Homozygous familial hypercholesterolemia (HoFH) is the rarer and more severe form of familial hypercholesterolemia, which is a rare form of high cholesterol. It has been estimated to affect approximately one of every 300,000 people throughout the world.
It’s essential to seek treatment for this form of FH, as it has the potential to lead to heart disease. Without treatment, the low-density lipoprotein cholesterol level can rise to four times the normal level, sitting anywhere from 400-1000 mg/dL.
What are the symptoms of homozygous familial hypercholesterolemia?
Very high cholesterol is the main symptom of this condition. Additional symptoms include:
- Xanthomas (yellow, waxy patches on the skin)
- Xanthelasmas (yellowish fat deposits)
- White/gray circles on the cornea
- Chest pain
- Shortness of breath
- Rapid heartbeat
Heart disease is a possible complication of HoFH, making it essential to seek treatment.
What causes homozygous familial hypercholesterolemia?

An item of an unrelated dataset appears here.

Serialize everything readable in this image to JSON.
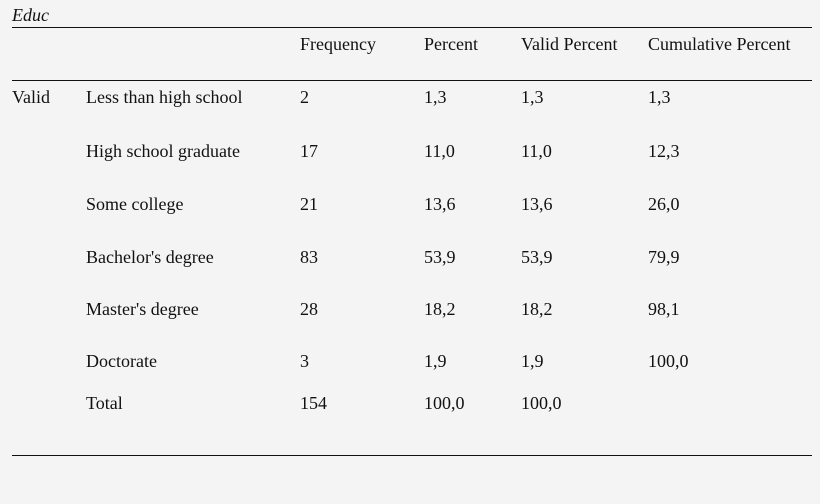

HoFH is an inherited condition, meaning that it is passed down from parent to child. In the case of homozygous familial hypercholesterolemia, both parents must pass down a mutated gene in order for the child to be affected. More than one gene can result in this condition, but they all code for LDL receptors that are responsible for removing cholesterol from the blood. When they are unable to function correctly, affected individuals experience high cholesterol. Possible genes that can be altered include the APOB gene and PCSK9 gene.
How is homozygous familial hypercholesterolemia diagnosed?
Doctors will begin by looking for the characteristic symptoms of the disease, reviewing medical and family history, and conducting cholesterol testing. They will confirm a diagnosis with genetic testing.
What are the treatments for homozygous familial hypercholesterolemia?
The first treatment option for HoFH is LDL-apheresis, a process in which one’s blood is drawn, passed through a machine to remove the LDL cholesterol, and then replaced. All other treatments are conducted in addition to this treatment; doctors may also prescribe statins or ezetimibe.
Additionally, a new treatment for HoFH has recently been approved by the FDA: evolocumab. This is a form of PCSK9 inhibitors, which are given via injection. For those who cannot lower their cholesterol through LDL-apheresis and have tried evolocumab, lomitapide is another treatment option.